Study materials emphasized that participation should not be a reason for patients to change their activity level. Influence of social desirability was avoided by postal delivery and pseudonymization of questionnaires. Yet, for some patients, study involvement may have been stimulating to be more active. Receiving information or answering questionnaires about PA and wearing an accelerometer can increase motivation and actual activity in cancer patients [31, 38]. Hence, study participation would have served as an intervention itself. This is likely as some patients declared interest in purchasing their own activity monitor. Independent of study involvement, activity may also have been promoted by professionals, or by the illness being a motivator for lifestyle changes. These factors may have contributed to the high PA levels observed.

For research on PA in breast cancer, accelerometers are recommendable. As they spare patients the need for recall and protocolling, they facilitate continuous monitoring for long periods. Deviations between device-based assessment and self-report must be considered when interpreting research findings. It is important to note that both assessments carry valid information. Perceived PA may be more important when researching psychological factors such as self-efficacy, while the device-measured amount of PA is preferential when analyzing physical aspects. The nature of the difference itself should also be examined, e.g. to improve accuracy of self-reports and to understand what role the perception of one’s PA plays when self-efficacy and coping with cancer are discussed. Better agreement with device-measured data for our questionnaire compared to a common 4-item questionnaire [58] implies that more elaborate surveys can enhance self-report accuracy. As for trajectories of PA, future studies with larger samples and continuous assessment should specify how long the decline continues after the start of treatment and when recovery begins. Linking these changes to external circumstances may help to identify causes and tailor appropriate interventions to enhance PA and/or avoid its decline.

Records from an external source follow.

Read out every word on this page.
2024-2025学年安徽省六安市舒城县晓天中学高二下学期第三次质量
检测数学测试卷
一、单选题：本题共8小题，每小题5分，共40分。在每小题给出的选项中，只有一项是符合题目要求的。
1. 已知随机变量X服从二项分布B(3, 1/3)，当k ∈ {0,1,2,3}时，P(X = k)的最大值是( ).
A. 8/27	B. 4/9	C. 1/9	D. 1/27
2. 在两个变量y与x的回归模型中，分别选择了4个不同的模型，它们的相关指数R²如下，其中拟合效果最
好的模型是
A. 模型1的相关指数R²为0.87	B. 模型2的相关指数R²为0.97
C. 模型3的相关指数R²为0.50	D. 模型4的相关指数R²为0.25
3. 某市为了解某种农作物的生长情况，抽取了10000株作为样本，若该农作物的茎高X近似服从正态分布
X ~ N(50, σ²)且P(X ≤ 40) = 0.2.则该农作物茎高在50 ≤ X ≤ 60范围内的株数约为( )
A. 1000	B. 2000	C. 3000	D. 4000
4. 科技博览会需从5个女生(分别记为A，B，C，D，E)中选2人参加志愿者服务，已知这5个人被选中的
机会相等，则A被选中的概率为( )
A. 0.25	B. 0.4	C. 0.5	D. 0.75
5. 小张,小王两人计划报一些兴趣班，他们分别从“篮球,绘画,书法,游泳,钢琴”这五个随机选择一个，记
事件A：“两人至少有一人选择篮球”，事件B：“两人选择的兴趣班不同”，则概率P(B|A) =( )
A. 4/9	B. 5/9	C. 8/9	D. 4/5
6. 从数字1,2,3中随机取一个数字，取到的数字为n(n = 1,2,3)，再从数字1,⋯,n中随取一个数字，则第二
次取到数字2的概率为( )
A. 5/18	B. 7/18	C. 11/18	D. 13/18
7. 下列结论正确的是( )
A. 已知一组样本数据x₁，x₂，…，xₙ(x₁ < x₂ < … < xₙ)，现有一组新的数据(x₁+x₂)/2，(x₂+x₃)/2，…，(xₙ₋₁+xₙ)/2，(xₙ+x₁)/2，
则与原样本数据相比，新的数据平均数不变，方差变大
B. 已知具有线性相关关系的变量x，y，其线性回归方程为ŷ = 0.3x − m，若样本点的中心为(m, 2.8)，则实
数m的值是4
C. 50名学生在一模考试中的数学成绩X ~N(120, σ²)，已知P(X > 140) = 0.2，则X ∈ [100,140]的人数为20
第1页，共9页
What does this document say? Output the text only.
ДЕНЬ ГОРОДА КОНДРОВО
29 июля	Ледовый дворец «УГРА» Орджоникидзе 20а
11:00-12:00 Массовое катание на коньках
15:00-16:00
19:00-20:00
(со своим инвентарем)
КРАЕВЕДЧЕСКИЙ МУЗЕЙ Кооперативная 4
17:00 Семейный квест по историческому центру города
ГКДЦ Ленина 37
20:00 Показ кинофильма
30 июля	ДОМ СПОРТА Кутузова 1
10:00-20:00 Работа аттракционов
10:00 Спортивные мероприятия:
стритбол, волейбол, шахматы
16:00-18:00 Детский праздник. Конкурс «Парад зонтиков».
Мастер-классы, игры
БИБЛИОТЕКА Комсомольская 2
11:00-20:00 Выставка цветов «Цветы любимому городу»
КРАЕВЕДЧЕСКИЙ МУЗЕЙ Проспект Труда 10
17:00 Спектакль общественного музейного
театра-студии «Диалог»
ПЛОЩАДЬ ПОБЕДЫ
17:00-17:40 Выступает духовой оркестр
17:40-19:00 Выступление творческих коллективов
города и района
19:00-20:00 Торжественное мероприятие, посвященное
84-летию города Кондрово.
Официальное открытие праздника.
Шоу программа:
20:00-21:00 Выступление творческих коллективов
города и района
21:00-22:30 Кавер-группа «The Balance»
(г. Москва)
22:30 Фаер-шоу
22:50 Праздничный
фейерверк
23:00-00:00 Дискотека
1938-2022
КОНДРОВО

Results imply that practitioners can use both questionnaire and accelerometer data to estimate whether breast cancer patients meet activity recommendations, address the topic and make suggestions about change. Using steps as a unit in communication has advantages as they are less abstract that energy expenditure and easier to log with consumer-grade trackers that activity time, which the Garmin® Vivofit 3 may measure less precisely. Clinicians should also consider differences between device-measured and self-report PA data. High average PA levels with large interindividual differences prove that it is generally possible to stay active during primary treatment, a piece of information that may motivate patients to do so, but individual assessment and recommendations are necessary. Interventions should consider that the PA decline is an ongoing process throughout primary therapy that may be slowed down or avoided, instead of a rapid decay after diagnosis that has to be reversed. Participants’ interest in the accelerometer matches findings in intervention studies [38, 49], showing they are a useful tool to promote PA. As NAC patients, like AC patients, report lower PA under chemotherapy, both may need support for PA maintenance [2].

To our knowledge, this is the first prospective study to repeatedly assess PA both via devices and self-report during the first six months of primary treatment for early breast cancer. Our findings on concordance between assessments and on activity patterns may help when interpreting results in PA research and tailoring interventions to support PA in breast cancer.